L'Orchestre de Paris. Photo : (c) Orchestre de Paris, DR
C’est sur l’Ouverture cubaine de George Gershwin, page célèbre en Amérique mais
encore boudée en Europe, que se sont ouvertes les réjouissances post-carnavalesques,
suscitant allégresse et bonne humeur, avec cette percussion exotique luxuriante
comprenant maracas et bongos qui ont permis de mettre généreusement en avant
les percussionnistes de l’Orchestre de Paris qui s’en sont donné à cœur joie,
comme dans la totalité du programme qui allait suivre.
George Gershwin (1898-1937). Photo : DR
La clef de voûte du programme a été la
Symphonie n° 4 de Charles Ives qui a
suivi cette mise en bouche.
Composée
entre 1910 et 1916 et révisée au milieu des années 1920, cette œuvre de
trente-cinq minutes se caractérise par un effectif orchestral aux normes des
plus grandes pages orchestrales de Gustav Mahler, Richard Strauss et Arnold
Schönberg de ces années-là, réparti en deux groupes nécessitant pour sa mise en
place jusqu’à trois chefs d’orchestre afin de coordonner l’ensemble. Lors de sa
création en 1965 au Carnegie Hall de New York, onze ans après la mort de son
auteur, Leopold Stokowski était assisté par Jose
Serebrier et David Katz.
Charles Ives (1874-1954). Photo : (c) Schott Music, DR
L’écoute de cette symphonie n’est pas de tout repos pour l’oreille.
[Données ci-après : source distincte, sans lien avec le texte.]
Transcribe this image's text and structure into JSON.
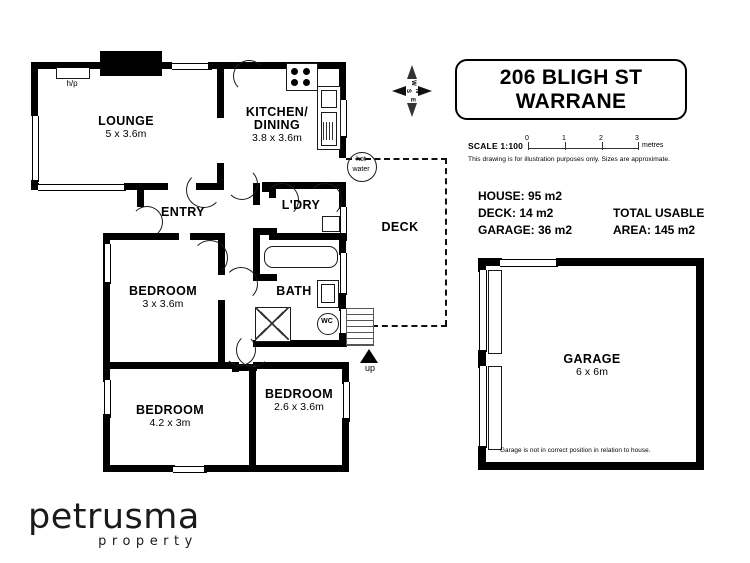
{
  "title_card": {
    "line1": "206 BLIGH ST",
    "line2": "WARRANE"
  },
  "scale": {
    "label": "SCALE 1:100",
    "ticks": [
      "0",
      "1",
      "2",
      "3"
    ],
    "unit": "metres",
    "disclaimer": "This drawing is for illustration purposes only. Sizes are approximate."
  },
  "areas": {
    "house": "HOUSE: 95 m2",
    "deck": "DECK: 14 m2",
    "garage": "GARAGE: 36 m2",
    "total_line1": "TOTAL USABLE",
    "total_line2": "AREA: 145 m2"
  },
  "compass": {
    "n": "N",
    "s": "S",
    "e": "E",
    "w": "W"
  },
  "rooms": [
    {
      "name": "LOUNGE",
      "dim": "5 x 3.6m"
    },
    {
      "name": "KITCHEN/",
      "dim": "3.8 x 3.6m",
      "name2": "DINING"
    },
    {
      "name": "ENTRY",
      "dim": ""
    },
    {
      "name": "L'DRY",
      "dim": ""
    },
    {
      "name": "BATH",
      "dim": ""
    },
    {
      "name": "DECK",
      "dim": ""
    },
    {
      "name": "BEDROOM",
      "dim": "3 x 3.6m"
    },
    {
      "name": "BEDROOM",
      "dim": "4.2 x 3m"
    },
    {
      "name": "BEDROOM",
      "dim": "2.6 x 3.6m"
    },
    {
      "name": "GARAGE",
      "dim": "6 x 6m"
    }
  ],
  "annotations": {
    "hp": "h/p",
    "hot_water_1": "hot",
    "hot_water_2": "water",
    "wc": "WC",
    "up": "up",
    "garage_note": "Garage is not in correct position in relation to house."
  },
  "logo": {
    "brand": "petrusma",
    "sub": "property"
  },
  "colors": {
    "wall": "#000000",
    "paper": "#ffffff",
    "text": "#000000"
  }
}
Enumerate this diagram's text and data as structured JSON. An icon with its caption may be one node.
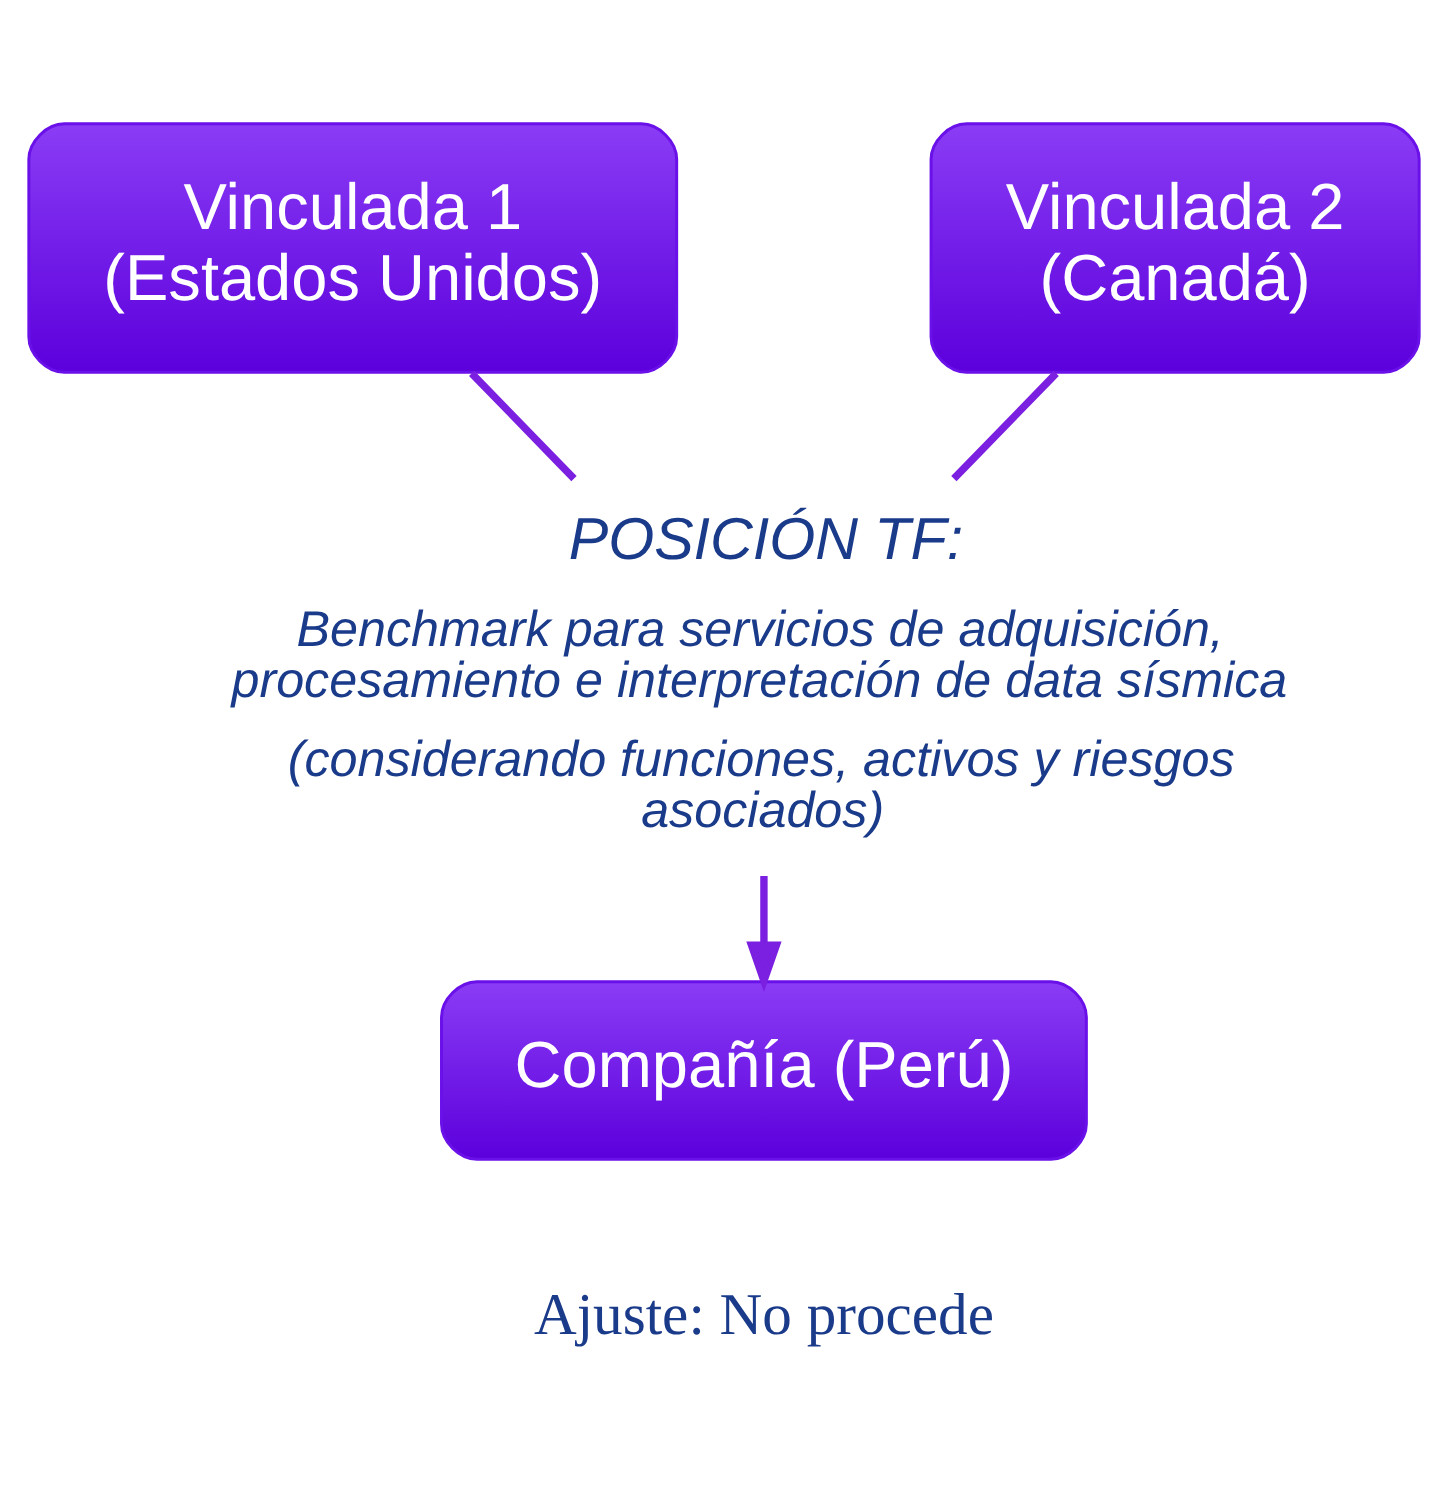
{
  "diagram": {
    "nodes": [
      {
        "text": [
          "Vinculada 1 (Estados Unidos)"
        ]
      },
      {
        "text": [
          "Vinculada 2 (Canadá)"
        ]
      },
      {
        "text": [
          "POSICIÓN TF:",
          "Benchmark para servicios de adquisición, procesamiento e interpretación de data sísmica",
          "(considerando funciones, activos y riesgos asociados)"
        ]
      },
      {
        "text": [
          "Compañía (Perú)"
        ],
        "beside": [
          "Ajuste: No procede"
        ]
      }
    ],
    "edges": [
      {
        "from": 0,
        "to": 2,
        "arrow": "none"
      },
      {
        "from": 1,
        "to": 2,
        "arrow": "none"
      },
      {
        "from": 2,
        "to": 3,
        "arrow": "to"
      }
    ]
  }
}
L’effectif
instrumental est colossal, avec deux piccolos, trois flûtes, deux hautbois,
trois clarinettes, trois bassons, trois saxophones (alto, ténor, baryton),
quatre cors, six trompettes, deux cornets à pistons, quatre trombones, tuba, orgue,
célesta, harpe, trois pianos dont un soliste à l’avant-scène, dextrement tenu
hier par Romain Descharmes, un joué à quatre mains et un autre réglé en quarts
de ton, un orgue, huit percussionnistes jouant aussi dans les coulisses dans
les troisième et quatrième mouvements, les cordes en proportion, auxquels il
convient d’ajouter cinq violons, un alto et deux harpes placés au-dessus de l’orchestre.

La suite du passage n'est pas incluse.